Konuşmamız, Dolunay'ın kolumu tutmasıya bölünmüştü. "Maya, biraz gelir misin?"
Eray kollarını göğsünde kavuşturup omuz silkti. "Gelemez."
Dolunay, "Merak etme. Lezbiyen değilim," diyerek beni çekiştirdi. Bahçedeki bir banka oturduğumuzda üzgün göründüğünü farkettim. "Ne söyleyeceksin?" diye sordum.
Derin bir nefes aldı. "Ona benimle uğraşmamasını söyler misin? Dedikleri bazen... Bazen fazlasıyla canımı yakıyor." Konuşurken gözleri dolmuştu. Eray'dan bahsettiğini anlamamak mümkün değildi zaten.
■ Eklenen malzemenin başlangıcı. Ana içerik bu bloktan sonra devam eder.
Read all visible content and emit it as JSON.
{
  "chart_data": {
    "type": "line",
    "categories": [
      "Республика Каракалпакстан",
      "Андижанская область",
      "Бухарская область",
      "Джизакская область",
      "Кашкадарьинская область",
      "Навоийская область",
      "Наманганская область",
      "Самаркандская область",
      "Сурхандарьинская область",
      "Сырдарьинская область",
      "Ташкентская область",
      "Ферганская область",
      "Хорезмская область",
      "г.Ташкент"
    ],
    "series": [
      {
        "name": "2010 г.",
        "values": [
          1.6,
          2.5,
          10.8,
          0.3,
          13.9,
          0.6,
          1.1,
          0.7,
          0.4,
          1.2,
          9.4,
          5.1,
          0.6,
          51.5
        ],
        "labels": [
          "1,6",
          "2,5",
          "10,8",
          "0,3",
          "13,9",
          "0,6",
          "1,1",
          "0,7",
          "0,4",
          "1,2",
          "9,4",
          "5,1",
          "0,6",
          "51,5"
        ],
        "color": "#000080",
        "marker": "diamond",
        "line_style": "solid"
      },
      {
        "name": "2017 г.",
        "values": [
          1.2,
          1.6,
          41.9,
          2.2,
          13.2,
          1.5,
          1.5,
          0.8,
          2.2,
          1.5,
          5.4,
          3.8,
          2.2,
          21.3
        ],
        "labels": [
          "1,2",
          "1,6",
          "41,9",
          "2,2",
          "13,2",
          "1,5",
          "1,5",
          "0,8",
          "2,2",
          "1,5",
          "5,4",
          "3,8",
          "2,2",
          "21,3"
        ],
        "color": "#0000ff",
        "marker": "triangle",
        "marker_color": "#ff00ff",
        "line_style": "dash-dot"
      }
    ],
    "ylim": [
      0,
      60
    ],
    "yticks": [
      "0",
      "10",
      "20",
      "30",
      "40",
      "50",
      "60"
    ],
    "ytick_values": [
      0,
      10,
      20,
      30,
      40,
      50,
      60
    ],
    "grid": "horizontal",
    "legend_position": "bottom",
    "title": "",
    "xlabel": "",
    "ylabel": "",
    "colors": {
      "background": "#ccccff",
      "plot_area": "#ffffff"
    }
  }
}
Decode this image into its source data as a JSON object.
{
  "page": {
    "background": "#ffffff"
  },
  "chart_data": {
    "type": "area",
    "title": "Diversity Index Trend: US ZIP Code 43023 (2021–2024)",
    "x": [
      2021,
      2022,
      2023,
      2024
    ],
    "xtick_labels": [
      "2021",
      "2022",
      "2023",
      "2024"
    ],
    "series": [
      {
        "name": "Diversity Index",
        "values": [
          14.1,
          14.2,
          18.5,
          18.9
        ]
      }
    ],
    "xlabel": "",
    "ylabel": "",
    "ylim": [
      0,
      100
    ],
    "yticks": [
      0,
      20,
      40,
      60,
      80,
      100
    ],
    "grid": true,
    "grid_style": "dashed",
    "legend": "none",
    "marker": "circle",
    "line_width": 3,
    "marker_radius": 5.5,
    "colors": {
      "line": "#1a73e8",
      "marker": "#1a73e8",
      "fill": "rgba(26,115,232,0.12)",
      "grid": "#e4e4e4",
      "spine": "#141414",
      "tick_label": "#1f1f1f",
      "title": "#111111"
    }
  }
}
Ama Eray böyleydi. Yerli yersiz konuşan, düşünmeden söz söyleyen bir dengesizdi.
Dolunay'ın sesi çatallaşmıştı. "Kesin yeni saçlarımı da beğenmedi."
"Bir dakika, o beğensin diye mi boyattın?"
Ela gözleriyle bana baktı. Ağlamak üzere olduğu besbelliydi ama kendini sıkıyordu. Yutkundu. "Tabi sadece Eray yüzünden değil ama, ne bileyim, bu rengin bana yakıştığını söyleseydi nedensizce mutlu olacaktım."
Keşke benim de tek derdim saçlarım olsaydı Dolunay.
"Maya bu arada," boğazını temizledi. "Bu kadar duygusallık yeter. Günlerdir Sare ve Elis'ten haber alamıyorum. Okula da gelmiyorlar. Şey, dikkat et olur mu?"
"Beni korkutmuyorlar," diyerek gülümsedim. "Ama seni her neyle tehdit ettilerse belli ki bayağı bir korkutmuşlar."
"Öyle söylemesen? Kendimi kötü hissediyorum."
"Neyse, zaten geride kaldı."
Bu arada Eray önümüzden geçip basketbol sahasına girmişti. Arkadaşlarıyla basketbol oynamaya başlarken neşeli görünüyordu. Dolunay onun o haline gülümsemişti.
"istersen onunla konuşabilirim," dedim. "Benim sözümü dinliyor."
"Bilmem ki, nasıl olur?" diye sordu kuşkuyla.
"iyi olur, iyi olur."
*)" >*~~
"Dolunay'ı üzüyorsun." pat diye konuya girmiştim. Eray umursamaz bir tavır takınmıştı yine, elleri skinny pantolonunun cebindeydi. "Dolunay da ölümüne hassas olmasın o zaman. Ben sadece şaka ediyorum."
"Eray, o sadece sana karşı hassas. Şaka yaptığında onunla dalga geçtiğini düşünüyor." Şimdi Dolunay ve Eray'ın arasını yapıyordum. Sevgili olduklarını düşündüm. Yanlarında Telekinezi yapabilen anormal bir kız görmek istemezlerdi büyük ihtimalle.
"Benden hoşlandığını söylediysem o kadar da değildir Maya. Hiç sanmıyorum."
"Peki. Sen yine de özür dile." dedim.
"Öyleyse doğaüstü güçler olan araştırmamıza devam edelim mi ortak?" diye sordu alayla.
Koluna girip yakamı düzelttim. "Devam edebiliriz ortak." -
33.
+6-8-Tümünü Göster
Ortakla beraber saatlerdir psişik güçlerin kontrolü üzerinde çalışıyorduk. Ancak internette psişik güçlerin belli bir uğraştan sonra farkedildiği yazıyordu ve bu Eray ve benim için uygun değildi. Daha seküler bir konu arıyordum, bu yüzden yabancı kaynakları da taramış ve tek tek çevirmiştim.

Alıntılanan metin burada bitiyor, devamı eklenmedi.